The arrest in Karnataka of 11 young men on Thursday, on the strong suspicion of planning dramatic terrorist actions, will be seen as a major blow for the prevention of terrorism in the country provided the police does not fail to establish its case before the judiciary. Given the background of those arrested, it reaffirms the belief that increasingly those pushing the “jihad” line internationally, and its leadership, are typically men from educated backgrounds who come from reasonably affluent homes. This was seen to be the case of several young men from north Bihar, one of whom — an engineer — mysteriously went traceless and is thought to be in the custody of the Saudi authorities on terrorism charges.
Six arrests were made in Bengaluru and five in Hubli.
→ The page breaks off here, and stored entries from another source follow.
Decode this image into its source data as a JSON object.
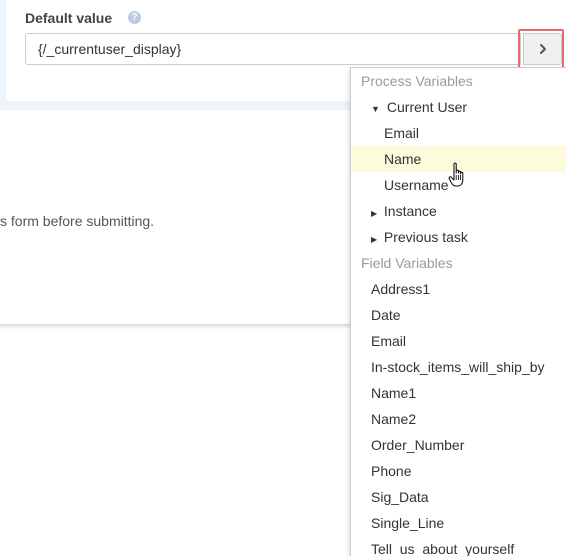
{
  "field": {
    "label": "Default value",
    "help_glyph": "?",
    "value": "{/_currentuser_display}"
  },
  "picker_button": {
    "icon": "chevron-right-icon",
    "glyph": "›",
    "highlight_color": "#e36b6b"
  },
  "form_hint": "s form before submitting.",
  "menu": {
    "process_header": "Process Variables",
    "current_user": {
      "label": "Current User",
      "expanded": true,
      "caret": "▼"
    },
    "current_user_items": [
      "Email",
      "Name",
      "Username"
    ],
    "hovered_item": "Name",
    "instance": {
      "label": "Instance",
      "caret": "▶"
    },
    "previous_task": {
      "label": "Previous task",
      "caret": "▶"
    },
    "field_header": "Field Variables",
    "field_items": [
      "Address1",
      "Date",
      "Email",
      "In-stock_items_will_ship_by",
      "Name1",
      "Name2",
      "Order_Number",
      "Phone",
      "Sig_Data",
      "Single_Line",
      "Tell_us_about_yourself"
    ]
  },
  "colors": {
    "panel_bg": "#eef4fb",
    "hover_bg": "#fdfbdb",
    "header_text": "#9a9a9a"
  }
}
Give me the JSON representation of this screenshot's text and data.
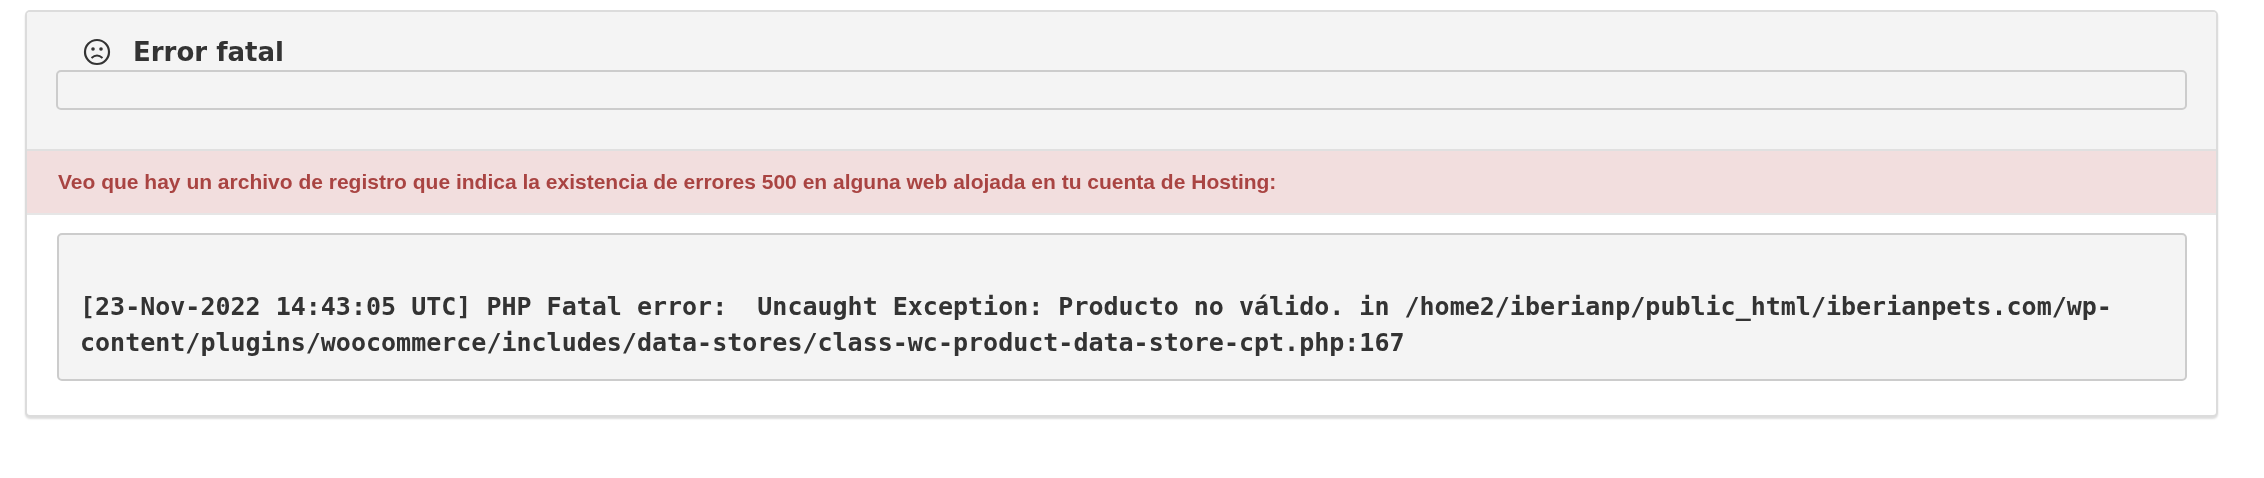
{
  "panel": {
    "title": "Error fatal",
    "alert": "Veo que hay un archivo de registro que indica la existencia de errores 500 en alguna web alojada en tu cuenta de Hosting:",
    "log": "[23-Nov-2022 14:43:05 UTC] PHP Fatal error:  Uncaught Exception: Producto no válido. in /home2/iberianp/public_html/iberianpets.com/wp-content/plugins/woocommerce/includes/data-stores/class-wc-product-data-store-cpt.php:167"
  }
}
This makes it a module of very well-educated young men who the police says are linked to the Lashkar-e-Tayyaba (LeT) and the Harkatul-Jihad al-Islami (HuJI), both well-known terrorist outfits that espouse an extreme brand of Islam, with the LeT closely tied with the Pakistani military establishment, in particular the ISI. Its members included a junior scientist at DRDO, a journalist of a well-known Bengaluru English language daily, a doctor and a management graduate. The police claim their instruction-suppliers are based in Saudi Arabia and Dubai though their nationality is not known at this stage.
Outfits such as these have typically operated in India through the Students’ Islamic Movement of India (SIMI), whose offshoot — the Indian Mujahideen — sought to advance the same cause after the banning and disruption of SIMI and the arrest of some of its key leaders. It is not clear how long the Karnataka police, with the aid of national police organisations, has been on the trail of the men arrested. But this is quite possibly the largest single group to be arrested at one shot. More pertinently, in this case arrests were made before a crime was committed. The police would thus have to establish criminal intent and conspiracy, and this is not easy.
When terrorism modules are in a corner, before or after a crime (as in Delhi’s Batla House encounter), civil society groups, and sometimes parties, complain of fake encounters or communalisation of the police. The police sadly is not free of these troubles. However, some people bank on this and, in effect, seek to furnish alibis to extremists and terrorists. Let the courts decide a case, not sundry do-gooders.